Pig? Or Wild Boar?
God knows we've had our differences, but right now, I can't help feeling bad for my Piggy Bank. He just sits here with that sad empty look on his face, as an accumulation of dust swirls about him. It's as if he got left behind when the last wagon pulled out of Lonsome Dove.
But, I guess you should never underestimate a Pig. Who knows when he might suddenly jump up and start walking to Montana on a Texas Ranger prisoner drive to the Hardin Jail. Although, I doubt very much that all of those Perry Limbs along the trail are conducive to an increase in prison population.
And then, there's the big problem. What happens when they reach Ogallalla? Pig will finally learn that Ivanka not only became Jewish, but got married as well. The news will break his little ceramic heart. He'll either drown himself in a Chinese money laundry, or, turn into a crazed, marauding Blue Pig. (Or would it be Red Pig?)
If Pig did go rogue, his porky instincts would probably lead him far North to a hideout somewhere along the Gravina Island Highway. From this strategic location, they'd either have to build a bridge to get to him, or, sign him to a book deal. Pig could end up fatter than a Latin grape.
But for now, it's all just a dream bubble. I might as well have him flying over New Orleans in an alien-looking helium balloon. "Shock and Awe of inter-planetary Pig overshadows continued New Orleans suffering." "Mysterious Flying Pig escapes with newly reattached blame finger." Who would ever believe that one?
It would be like saying that the Goldman bulldozers at the Treasury Department moved faster than a greased Pig and created global warming. Yeah, and Brooksley Born is a weatherman.
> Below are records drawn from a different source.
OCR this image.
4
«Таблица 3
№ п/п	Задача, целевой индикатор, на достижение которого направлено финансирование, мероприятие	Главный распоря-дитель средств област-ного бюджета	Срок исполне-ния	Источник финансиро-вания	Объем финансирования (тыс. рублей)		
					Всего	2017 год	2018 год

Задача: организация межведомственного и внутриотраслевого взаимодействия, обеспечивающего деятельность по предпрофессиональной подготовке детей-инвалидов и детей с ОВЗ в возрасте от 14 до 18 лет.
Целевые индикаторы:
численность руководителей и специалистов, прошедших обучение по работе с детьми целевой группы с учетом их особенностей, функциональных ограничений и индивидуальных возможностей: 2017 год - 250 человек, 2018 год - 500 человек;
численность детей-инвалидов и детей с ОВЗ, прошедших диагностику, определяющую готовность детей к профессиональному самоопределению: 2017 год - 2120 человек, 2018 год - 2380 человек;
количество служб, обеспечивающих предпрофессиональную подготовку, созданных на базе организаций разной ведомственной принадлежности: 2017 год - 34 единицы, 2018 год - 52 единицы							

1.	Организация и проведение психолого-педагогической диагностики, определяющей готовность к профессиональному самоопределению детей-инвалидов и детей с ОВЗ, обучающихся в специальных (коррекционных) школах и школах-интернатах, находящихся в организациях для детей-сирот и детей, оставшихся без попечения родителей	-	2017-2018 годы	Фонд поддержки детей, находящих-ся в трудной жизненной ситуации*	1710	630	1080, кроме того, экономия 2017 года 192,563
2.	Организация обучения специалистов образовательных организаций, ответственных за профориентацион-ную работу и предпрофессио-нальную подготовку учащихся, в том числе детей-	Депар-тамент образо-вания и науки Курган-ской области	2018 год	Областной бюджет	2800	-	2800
No, I should have let Pig go to Iraq when the CPA called for him. By now, he could have been a successful campaign bundler or an expert in structured settlements. Although, I don't really know what he would do with a solid gold shitter lid.
Uh-oh, he must have heard me.
He said I forgot Supreme Court Justice. And, he wants a Yellow Brick Road to go with that shitter lid. Now what do I do?
It's perplexing. You can't make a silk robe out of a Pig's ......, can you? I don't know whether to call Elton John or Roger Stone.
A-w-h, the hell with it. I'm just going to take him down and turn him loose in the Everglades. He sure as hell can't get into any trouble there. Can he?
We'll see how the Pig with the golden oink makes out with all the other wild animals. At least until Duvall and Tommy Lee decide to do The Road To Morroco.